Coding Horror

programming and human factors

Is DVD the new VHS?

I recently took the plunge and upgraded to a plasma television, mostly because I want a decent native resolution for my home theater PC under Windows Media Center Edition 2005.

Analog televisions don't do 640x480 very well, and can barely be coaxed into legible 800x600. However, HDTV or EDTV sets fare much better as computer displays. Basic EDTV starts at a true ~850x480 and fancier HDTV sets only go up from there, all the way up to 1024x768 or more. And I can corroborate this: it really works. I chose a plasma television with a VGA port as standard equipment, so I just hooked up the PC VGA cable and tweaked the available resolutions slightly in the display control panel. Interestingly, the current nVidia drivers support HDTV resolutions and custom timing adjustments natively. My basic EDTV set produces an amazing pixel-sharp HTPC image at its maximum resolution of 852x480. It's no contest compared to the flickery, blurry sorta-visible 800x600 output I had on the analog set!

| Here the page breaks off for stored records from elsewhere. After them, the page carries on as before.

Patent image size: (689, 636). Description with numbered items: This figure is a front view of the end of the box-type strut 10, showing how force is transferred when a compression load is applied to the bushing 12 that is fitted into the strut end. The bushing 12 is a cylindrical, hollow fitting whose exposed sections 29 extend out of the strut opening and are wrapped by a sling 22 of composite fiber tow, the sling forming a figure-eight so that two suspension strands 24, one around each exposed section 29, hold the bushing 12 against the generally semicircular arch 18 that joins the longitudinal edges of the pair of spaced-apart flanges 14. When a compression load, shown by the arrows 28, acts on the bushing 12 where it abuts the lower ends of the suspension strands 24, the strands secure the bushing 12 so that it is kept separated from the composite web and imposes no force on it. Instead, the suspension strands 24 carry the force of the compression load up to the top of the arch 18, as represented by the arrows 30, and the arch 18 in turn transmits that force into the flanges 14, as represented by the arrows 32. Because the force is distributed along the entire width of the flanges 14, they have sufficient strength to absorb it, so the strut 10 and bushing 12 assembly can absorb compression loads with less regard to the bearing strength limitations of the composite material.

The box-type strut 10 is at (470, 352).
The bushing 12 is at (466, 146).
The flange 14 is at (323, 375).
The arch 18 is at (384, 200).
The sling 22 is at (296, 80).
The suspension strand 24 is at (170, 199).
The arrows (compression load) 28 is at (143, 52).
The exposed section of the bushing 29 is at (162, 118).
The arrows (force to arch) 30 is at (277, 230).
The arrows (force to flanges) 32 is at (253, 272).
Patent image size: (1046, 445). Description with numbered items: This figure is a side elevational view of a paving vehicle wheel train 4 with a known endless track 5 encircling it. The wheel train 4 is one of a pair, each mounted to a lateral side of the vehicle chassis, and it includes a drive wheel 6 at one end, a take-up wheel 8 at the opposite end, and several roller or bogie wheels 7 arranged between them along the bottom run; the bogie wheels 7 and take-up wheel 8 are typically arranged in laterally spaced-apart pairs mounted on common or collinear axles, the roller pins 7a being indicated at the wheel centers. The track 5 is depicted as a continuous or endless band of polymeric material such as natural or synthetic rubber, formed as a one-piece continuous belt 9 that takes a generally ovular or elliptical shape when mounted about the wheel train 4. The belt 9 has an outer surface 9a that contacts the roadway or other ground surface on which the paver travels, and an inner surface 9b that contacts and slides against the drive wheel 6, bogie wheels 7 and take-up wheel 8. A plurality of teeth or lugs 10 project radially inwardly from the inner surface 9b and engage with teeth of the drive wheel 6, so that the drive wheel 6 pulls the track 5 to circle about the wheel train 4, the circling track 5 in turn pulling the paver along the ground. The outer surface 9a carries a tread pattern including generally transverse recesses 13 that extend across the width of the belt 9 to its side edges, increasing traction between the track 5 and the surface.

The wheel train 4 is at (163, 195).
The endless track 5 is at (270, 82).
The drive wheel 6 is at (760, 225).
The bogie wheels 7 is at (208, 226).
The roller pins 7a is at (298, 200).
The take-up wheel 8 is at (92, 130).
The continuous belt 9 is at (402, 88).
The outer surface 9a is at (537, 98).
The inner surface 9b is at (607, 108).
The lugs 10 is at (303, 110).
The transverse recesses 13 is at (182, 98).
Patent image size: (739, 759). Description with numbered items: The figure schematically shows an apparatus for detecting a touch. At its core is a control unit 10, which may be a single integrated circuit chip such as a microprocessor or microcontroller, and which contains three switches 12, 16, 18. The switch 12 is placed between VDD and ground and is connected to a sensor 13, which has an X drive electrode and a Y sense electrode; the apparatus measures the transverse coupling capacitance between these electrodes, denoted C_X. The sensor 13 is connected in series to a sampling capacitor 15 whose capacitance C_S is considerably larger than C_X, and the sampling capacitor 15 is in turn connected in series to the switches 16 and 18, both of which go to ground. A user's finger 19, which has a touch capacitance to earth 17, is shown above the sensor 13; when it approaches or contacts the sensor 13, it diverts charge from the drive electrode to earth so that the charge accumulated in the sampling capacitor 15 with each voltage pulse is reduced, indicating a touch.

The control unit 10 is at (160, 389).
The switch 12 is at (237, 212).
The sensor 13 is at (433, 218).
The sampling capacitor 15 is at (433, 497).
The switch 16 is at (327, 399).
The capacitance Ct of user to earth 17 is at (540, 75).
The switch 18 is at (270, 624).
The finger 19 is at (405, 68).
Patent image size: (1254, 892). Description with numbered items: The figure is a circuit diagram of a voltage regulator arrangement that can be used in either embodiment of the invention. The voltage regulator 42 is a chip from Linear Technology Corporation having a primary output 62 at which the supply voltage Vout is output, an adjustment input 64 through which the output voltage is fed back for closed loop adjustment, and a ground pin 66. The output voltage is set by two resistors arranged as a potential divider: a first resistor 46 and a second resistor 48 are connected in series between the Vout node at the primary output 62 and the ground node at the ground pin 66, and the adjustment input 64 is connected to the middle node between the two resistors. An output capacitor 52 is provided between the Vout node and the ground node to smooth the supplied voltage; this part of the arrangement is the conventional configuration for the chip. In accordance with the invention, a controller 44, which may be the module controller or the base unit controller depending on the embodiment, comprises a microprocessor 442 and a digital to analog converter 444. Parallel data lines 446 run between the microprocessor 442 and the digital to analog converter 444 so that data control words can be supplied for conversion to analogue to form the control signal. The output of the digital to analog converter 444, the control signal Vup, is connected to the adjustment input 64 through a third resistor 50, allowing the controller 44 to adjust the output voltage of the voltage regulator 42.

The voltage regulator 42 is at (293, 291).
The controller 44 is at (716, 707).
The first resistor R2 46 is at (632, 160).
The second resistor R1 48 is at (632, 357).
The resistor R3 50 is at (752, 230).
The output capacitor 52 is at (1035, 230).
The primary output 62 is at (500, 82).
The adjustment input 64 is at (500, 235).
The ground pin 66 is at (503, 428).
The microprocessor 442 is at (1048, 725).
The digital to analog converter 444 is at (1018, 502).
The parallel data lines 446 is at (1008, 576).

There is one unfortunate side effect of this amazing output quality. Compared to the special edition Windows Media HD encoded version of Terminator 2 Extreme Edition, or even the boring old Windows Media Center Edition calibration videos, DVDs are quite blurry. It's astonishing how good these high bit rate videos look; the difference is truly profound. MPEG2 is starting to show its age, I suppose, but it is sobering to find out first hand that even 852x480 is more resolution than you need for DVD playback.